Koweït: la garde nationale contre la grève dans le secteur pétrolier (média)

Le Koweït va déployer la garde nationale pour gérer des installations pétrolières, les employés du secteur ayant décidé de se mettre en grève à partir de dimanche pour raisons salariales, selon un quotidien local.

Ce déploiement devait débuter mercredi sur certains sites de production d'hydrocarbures dans le sud de l'émirat, a expliqué le quotidien indépendant Al-Rai citant des sources anonymes.

Selon ce média, la production de pétrole du Koweït de trois millions de barils par jour pourrait baisser jusqu'à d'un tiers si le syndicat des employés se met effectivement en grève, mais les exportations et la vente sur le marché local ne seraient pas affectées car le pays puisera dans ses stocks.

Pour contrer la baisse drastique des prix du pétrole, qui pèse lourdement sur le budget de ce petit pays du Golfe riche en hydrocarbures, les autorités koweïtiennes ont annoncé ces derniers mois une série de mesures d'austérité.

Parmi elles, la mise en place d'une nouvelle grille de salaires s'appliquant à tous les fonctionnaires du pays, dont les quelque 20.000 employés du secteur pétrolier.

La grève a été décidée lundi lors d'une assemblée générale du syndicat des travailleurs du secteur pétrolier, au lendemain de discussions infructueuses avec le ministre du Pétrole par intérim Anas al-Saleh.

Le syndicat a indiqué que le débrayage concernerait toutes les unités de production et autres installations dans le pays.

Mais M. Saleh a informé le Parlement mercredi que les négociations avec les syndicalistes se poursuivaient.

La compagnie publique Kuwait Petroleum Corp (KPC) a indiqué dans un communiqué mercredi qu'elle avait accepté de négocier avec les travailleurs à la demande du ministère des Affaires sociales et du Travail.

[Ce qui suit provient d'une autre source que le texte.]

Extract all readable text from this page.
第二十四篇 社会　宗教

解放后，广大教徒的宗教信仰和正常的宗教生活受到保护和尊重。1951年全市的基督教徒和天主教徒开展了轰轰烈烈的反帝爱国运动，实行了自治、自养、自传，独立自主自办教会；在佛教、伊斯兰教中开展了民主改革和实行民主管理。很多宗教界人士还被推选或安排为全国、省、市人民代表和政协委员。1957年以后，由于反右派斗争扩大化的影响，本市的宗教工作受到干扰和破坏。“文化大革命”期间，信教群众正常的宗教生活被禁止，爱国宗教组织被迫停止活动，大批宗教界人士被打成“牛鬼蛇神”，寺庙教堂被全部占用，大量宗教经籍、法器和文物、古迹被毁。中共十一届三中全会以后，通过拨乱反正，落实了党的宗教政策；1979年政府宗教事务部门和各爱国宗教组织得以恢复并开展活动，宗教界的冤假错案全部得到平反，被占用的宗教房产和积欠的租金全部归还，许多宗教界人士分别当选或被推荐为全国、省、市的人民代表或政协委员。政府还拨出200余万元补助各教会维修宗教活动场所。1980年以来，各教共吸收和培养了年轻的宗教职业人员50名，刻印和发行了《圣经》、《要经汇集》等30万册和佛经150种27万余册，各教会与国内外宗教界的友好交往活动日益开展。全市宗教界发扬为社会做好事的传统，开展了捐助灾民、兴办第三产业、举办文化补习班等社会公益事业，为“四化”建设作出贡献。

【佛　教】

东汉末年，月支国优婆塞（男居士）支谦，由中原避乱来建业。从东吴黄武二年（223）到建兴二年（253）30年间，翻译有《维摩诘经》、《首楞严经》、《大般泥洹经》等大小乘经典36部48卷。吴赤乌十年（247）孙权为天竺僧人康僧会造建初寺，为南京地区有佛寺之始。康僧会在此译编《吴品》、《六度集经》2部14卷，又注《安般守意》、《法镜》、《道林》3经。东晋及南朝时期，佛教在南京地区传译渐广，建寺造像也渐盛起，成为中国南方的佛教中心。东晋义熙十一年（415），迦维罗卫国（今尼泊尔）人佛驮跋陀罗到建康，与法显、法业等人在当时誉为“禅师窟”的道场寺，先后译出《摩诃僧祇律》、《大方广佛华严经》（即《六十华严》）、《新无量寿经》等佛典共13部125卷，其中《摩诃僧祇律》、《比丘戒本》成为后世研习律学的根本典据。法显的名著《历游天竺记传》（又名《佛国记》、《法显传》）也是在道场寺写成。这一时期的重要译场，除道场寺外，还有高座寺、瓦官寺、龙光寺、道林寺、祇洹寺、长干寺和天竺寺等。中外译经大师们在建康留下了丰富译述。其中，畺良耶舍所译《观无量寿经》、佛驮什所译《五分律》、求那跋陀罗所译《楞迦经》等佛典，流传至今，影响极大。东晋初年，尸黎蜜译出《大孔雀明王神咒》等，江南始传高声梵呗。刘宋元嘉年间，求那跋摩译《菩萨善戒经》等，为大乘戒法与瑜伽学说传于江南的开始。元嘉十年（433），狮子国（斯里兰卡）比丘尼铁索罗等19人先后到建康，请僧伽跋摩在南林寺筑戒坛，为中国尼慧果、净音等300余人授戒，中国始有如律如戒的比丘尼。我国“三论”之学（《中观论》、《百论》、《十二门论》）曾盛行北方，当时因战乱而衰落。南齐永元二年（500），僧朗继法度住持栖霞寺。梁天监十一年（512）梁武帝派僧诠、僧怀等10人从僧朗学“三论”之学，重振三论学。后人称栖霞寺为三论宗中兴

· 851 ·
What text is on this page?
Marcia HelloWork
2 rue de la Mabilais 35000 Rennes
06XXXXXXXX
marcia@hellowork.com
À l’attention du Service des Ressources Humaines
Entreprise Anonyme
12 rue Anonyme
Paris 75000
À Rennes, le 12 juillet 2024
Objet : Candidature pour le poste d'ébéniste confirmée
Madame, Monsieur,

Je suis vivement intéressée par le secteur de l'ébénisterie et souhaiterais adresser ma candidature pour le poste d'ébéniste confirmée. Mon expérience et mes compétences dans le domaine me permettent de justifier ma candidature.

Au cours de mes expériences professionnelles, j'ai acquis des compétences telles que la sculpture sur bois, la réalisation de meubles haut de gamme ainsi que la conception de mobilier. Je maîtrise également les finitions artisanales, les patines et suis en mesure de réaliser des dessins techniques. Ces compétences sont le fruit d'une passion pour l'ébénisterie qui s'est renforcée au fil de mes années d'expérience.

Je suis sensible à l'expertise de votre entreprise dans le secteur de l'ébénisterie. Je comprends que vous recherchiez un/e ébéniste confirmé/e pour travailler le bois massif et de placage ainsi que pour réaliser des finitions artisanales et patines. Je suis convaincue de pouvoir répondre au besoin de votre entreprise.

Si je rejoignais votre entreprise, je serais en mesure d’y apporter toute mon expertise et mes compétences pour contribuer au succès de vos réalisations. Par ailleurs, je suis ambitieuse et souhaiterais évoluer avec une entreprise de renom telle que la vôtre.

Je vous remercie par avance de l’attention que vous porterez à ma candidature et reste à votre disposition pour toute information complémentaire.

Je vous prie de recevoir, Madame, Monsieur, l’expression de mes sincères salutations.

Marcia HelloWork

Ces négociations devraient commencer jeudi, selon le ministère, cité par un porte-parole de KPC, cheikh Talal Khaled Al-Sabah, qui a appelé les employés du secteur à ne pas suivre l'appel à la grève.

Un porte-parole des travailleurs a cependant déclaré à l'AFP que le syndicat se réunissait pour examiner la demande du ministère et décider de son éventuelle participation aux négociations proposées.

Un parlementaire indépendant, Mohamed Tana, a défendu les revendications des employés et rejeté toute réduction de leur salaire. "On ne doit pas toucher aux avantages des travailleurs pétroliers", a-t-il affirmé.

"Nous avons affaire à une grève qui peut paralyser le pays et causer d'énormes pertes", a-t-il ajouté au Parlement.

Seon les sources citées par Al-Raï, la production du Koweït baisserait de 0,5 à 1 million de barils par jour (mbj) en cas de grève.

Le chef du syndicat, Saif al-Qahtani, avait indiqué lundi que les travailleurs avaient déjà fait des propositions, rejetées par le ministère, pour surmonter le différend.

Le syndicat contestait aussi des projets de privatisation de certaines activités du secteur pétrolier.